Take trade, for instance. NITI Aayog CEO B V R Subrahmanyam wants India to stop shadow-fencing and actually sharpen its edge. For too long, our trade stance has been that of a warrior fighting shadows by imposing tariffs to look self-reliant but ending up costlier and weaker. We sign trade pacts with faraway partners but stay out of the closeby arenas (RCEP, CPTPP) where value chains are forged. As our first editorial points, to grow, India must swap its rubber sword for a sharper one which is open, connected, and competitive.
But some battles we fight aren’t even wars, they’re smokescreens. The Delhi government now wants the SC to let “green crackers” burst again on Diwali, citing culture over clean air.

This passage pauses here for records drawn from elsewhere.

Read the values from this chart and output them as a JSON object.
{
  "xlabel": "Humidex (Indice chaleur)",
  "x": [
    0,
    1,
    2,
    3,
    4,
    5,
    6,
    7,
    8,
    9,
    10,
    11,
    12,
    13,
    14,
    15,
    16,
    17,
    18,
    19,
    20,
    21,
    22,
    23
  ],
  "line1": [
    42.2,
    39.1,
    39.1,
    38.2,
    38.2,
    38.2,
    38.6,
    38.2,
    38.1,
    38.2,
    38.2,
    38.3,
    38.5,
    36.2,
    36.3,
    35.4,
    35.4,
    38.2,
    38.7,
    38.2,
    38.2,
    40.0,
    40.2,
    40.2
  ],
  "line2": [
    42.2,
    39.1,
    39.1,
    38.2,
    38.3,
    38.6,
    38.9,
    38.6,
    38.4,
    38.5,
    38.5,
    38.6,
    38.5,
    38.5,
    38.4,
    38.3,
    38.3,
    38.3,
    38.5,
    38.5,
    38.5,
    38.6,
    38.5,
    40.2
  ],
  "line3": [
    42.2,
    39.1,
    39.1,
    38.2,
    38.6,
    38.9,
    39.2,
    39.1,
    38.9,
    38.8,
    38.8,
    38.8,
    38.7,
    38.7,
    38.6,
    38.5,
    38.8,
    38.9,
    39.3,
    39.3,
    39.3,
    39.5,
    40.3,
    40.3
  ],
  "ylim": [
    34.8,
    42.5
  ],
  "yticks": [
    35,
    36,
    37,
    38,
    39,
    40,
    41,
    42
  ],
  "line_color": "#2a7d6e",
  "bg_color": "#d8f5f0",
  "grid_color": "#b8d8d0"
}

A city already choking on its own breath is asking for a licence to pollute 30 per cent less as if that counts as mercy, notes our second editorial. As the smog thickens, we light up the sky, pretending the haze is festive mist. Perhaps our real fight isn’t with pollution but with the unwillingness to change what celebration means when the air itself has become collateral damage.
Meanwhile, A K Bhattacharya dissects another form of mock combat which is India’s galloping capital expenditure. The numbers are gleaming with Rs 4.31 trillion spent in five months, a 43 per cent jump. But much of it, he notes, is in loans and advances, not fresh steel and cement. It’s like painting battle scars on before the duel. The surge in transfers to states and accounting tweaks boosts the optics of growth, but not necessarily the substance. The crusade for public investment, it seems, is riding fast, but with hollow armour.
And then, in Vanita Kohli-Khandekar’s world, the crusaders have traded swords for smartphones. Micro-dramas, 2-minute cliffhangers streamed by hundreds of millions, are redefining storytelling itself. They are the new battlegrounds for attention, where wars are fought in seconds. But in the race to compress everything, we may be cutting not just time but depth, thus wielding rubber swords of entertainment that bounce off our minds without leaving a mark.
Amid all this noise, Akankshya Abismruta’s review of The Last Bench By Adhir Biswas reminds us of a different kind of fight, the one fought without armour, by a child who learns early what exclusion feels like. The memoir, set in 1960s East Pakistan, turns the “last bench” into both exile and resistance. Unlike our modern crusades of policy and politics, Biswas’s is the quiet battle for dignity, waged with tenderness rather than steel.